All the examples proved the important assumption that by generating reference data from a proper set of linear simulations, the ANN was able to generalize it and provide accurate results in hybrid simulations with the nonlinear physical subsystem.
The conducted research is a starting point for future research on the development and applications of artificial intelligence techniques in hybrid simulations. The obtained results and conclusions drawn from them indicate the possibilities of future research regarding testing different architectures of neural networks and deep learning techniques in order to reduce the model order in hybrid simulations.
5. Conclusions
Reducing the model order in hybrid simulations is crucial because FEM is a very computationally demanding method, and performing it in real-time with small time steps can be difficult. For hybrid simulations with dynamic loading, the smaller the time step is, the more accurate results can be obtained. Therefore, by reducing the model order, the accuracy of hybrid simulation may increase.

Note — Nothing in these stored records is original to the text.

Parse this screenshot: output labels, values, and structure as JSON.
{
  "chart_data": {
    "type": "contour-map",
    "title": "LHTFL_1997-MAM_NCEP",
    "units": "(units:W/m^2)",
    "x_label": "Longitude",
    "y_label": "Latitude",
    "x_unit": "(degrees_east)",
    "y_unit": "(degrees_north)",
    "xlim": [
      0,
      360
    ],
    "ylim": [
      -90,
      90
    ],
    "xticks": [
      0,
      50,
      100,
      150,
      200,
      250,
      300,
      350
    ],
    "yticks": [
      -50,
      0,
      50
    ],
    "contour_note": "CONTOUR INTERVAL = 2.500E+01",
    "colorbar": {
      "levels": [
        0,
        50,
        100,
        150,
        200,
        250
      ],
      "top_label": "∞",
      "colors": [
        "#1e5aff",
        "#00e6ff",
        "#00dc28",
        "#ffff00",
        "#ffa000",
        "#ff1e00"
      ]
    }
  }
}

Provided examples proved that the real-time computations in the hybrid simulation could be significantly reduced while maintaining high accuracy by substituting the FE model with an ANN. The presented algorithm for searching the ANN allowed finding the smallest possible network if the parameters of the algorithm were appropriately chosen.
The whole point of performing hybrid simulation was that the nonlinearities of the physical subsystem could not be accurately simulated. As proven, by performing a set of linear FE simulations to generate the reference data for training, the ANN was able to generalize it and give accurate results in hybrid simulations with high nonlinearities in the physical subsystem.
The presented algorithm was highly nondeterministic and could not guarantee a positive result each time, or it could give a positive result after large calculation costs. However, often, it is worth conducting several dozen hours of calculations offline in order to reduce the time step by 1 ms in real-time. After performing a hybrid simulation with ANN and obtaining all the data from it, the exact behavior of the whole mechanical system could be easily recreated using FEM.
Currently, to perform fully dynamic real-time hybrid simulations of systems, several dozen of DOFs distributed computing is introduced, involving powerful hardware resources like computer clusters or supercomputers with communication using P2P. The method presented in the paper allowed performing the same hybrid simulations using much smaller hardware resources or perform hybrid simulations with much smaller time steps on the same hardware resources.